Ultrasonic phased array inspection technology, by flexibly controlling the sound beam with multiple-element probes, can achieve high-precision three-dimensional imaging of the penetration depth of stud welds. The core method for evaluating the uniformity of the penetration depth is as follows:
I. Technical Implementation Principle
Beam Deflection and Focusing
Electronically delayed control of 128/256-element probe arrays creates multi-angle (0°-70°) focused sound beams, covering the entire depth of the weld seam.3D Data Acquisition
Employing a combined mechanical and electronic scanning method:
AxialThe probe advances along the axis of the screw bolt (step distance ≤ 0.5mm).
Zhou XiangElectronic fan扫 covers 360° weld seams
DepthPulse Echo Method for Measuring Melting Depth (Resolution up to 0.1mm)
Two: Uniformity of Melting Depth Evaluation Method
Feature Parameter Extraction
Melting Depth AverageAll testing points' arithmetic mean of melt depth
Melting Depth Standard DeviationReflects the degree of penetration depth fluctuation (optimal at σ < 0.3mm)

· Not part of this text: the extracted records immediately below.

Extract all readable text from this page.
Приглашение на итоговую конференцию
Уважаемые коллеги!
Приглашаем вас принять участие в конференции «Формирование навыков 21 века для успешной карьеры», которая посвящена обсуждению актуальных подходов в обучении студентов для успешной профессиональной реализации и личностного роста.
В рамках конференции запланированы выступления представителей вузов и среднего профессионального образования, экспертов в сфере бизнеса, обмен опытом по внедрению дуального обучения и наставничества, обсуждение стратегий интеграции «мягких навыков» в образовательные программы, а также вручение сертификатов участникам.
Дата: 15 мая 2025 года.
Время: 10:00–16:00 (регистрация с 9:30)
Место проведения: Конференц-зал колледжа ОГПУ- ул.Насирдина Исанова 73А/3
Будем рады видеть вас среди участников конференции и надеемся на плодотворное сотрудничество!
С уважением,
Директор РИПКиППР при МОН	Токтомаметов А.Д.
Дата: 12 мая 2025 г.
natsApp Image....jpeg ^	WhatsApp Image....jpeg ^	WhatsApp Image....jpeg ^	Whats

Melt Depth - Small/Large ValuesIdentifying localized overmelting or incomplete fusion defects
Imaging Analysis Technology
C-Scan ImagingGenerate a two-dimensional grayscale image of the weld cross-section, providing a direct visualization of the penetration distribution.
S-scan ProjectionExpand the 3D data to generate a distribution curve of the melt depth along the circumferential direction of the screw column.
Dynamic Threshold Setting
Based on material sound velocity (e.g., steel: 5900m/s, aluminum: 6300m/s), automatically calculate the theoretical melting depth and set a ±10% deviation threshold.
III. Key Parameters for Test System Configuration
| Parameters | Recommended Value | Clarification |
|---|---|---|
| Central Frequency | 5MHz | Balancing Penetration and Resolution |
| Array pitch | 0.5mm | Minimize grating lobes effect |
| Sampling Rate | 100MHz | Ensure the integrity of the echo signal |
| Focus on Depth | Mid-weld seam | Dynamic Focus on Technology Optimization |
| Scanning Speed | ≤50mm/s | Ensure Data Collection Density |
Typical Defect Identification
UnmeltedThe melting depth curve exhibits localized minor values (less than 80% of the design value).
OvermeltingMelt depth exceeds the thickness of the base material, accompanied by backside burn-through characteristics.
PorousA scanning signal exhibits "grass-like echo" and the melt depth measurement value is abnormal.
V. Data Post-Processing Workflow
Signal FilteringWavelet packet denoising applied to retain the 2-8MHz frequency band
Edge DetectionBased on Canny algorithm for fusion line extraction
3D ReconstructionGenerated melt depth distribution model via Voronoi algorithm
Statistical ReportOutput histogram of melt depth distribution and defect location coordinates
Section VI: Engineering Application Optimization
Temperature CompensationWhen the weld seam temperature exceeds 80℃. the sound velocity (Δv ≈ 3m/s/℃) must be adjusted.
Coupling OptimizationUtilizing high-temperature coupling agents (such as glycerol-based gels stable above 50°C)
Comparison Test BlocksCustomized screw studs with artificial defects (such as φ0.5mm flat-bottom holes) for calibration
By integrating AI image recognition technology (such as the U-Net neural network), automatic grading of uniformity in weld penetration can be achieved, boosting detection efficiency by over 50%. In practical applications, it is recommended to combine it with X-ray inspection for a comprehensive assessment of internal weld quality.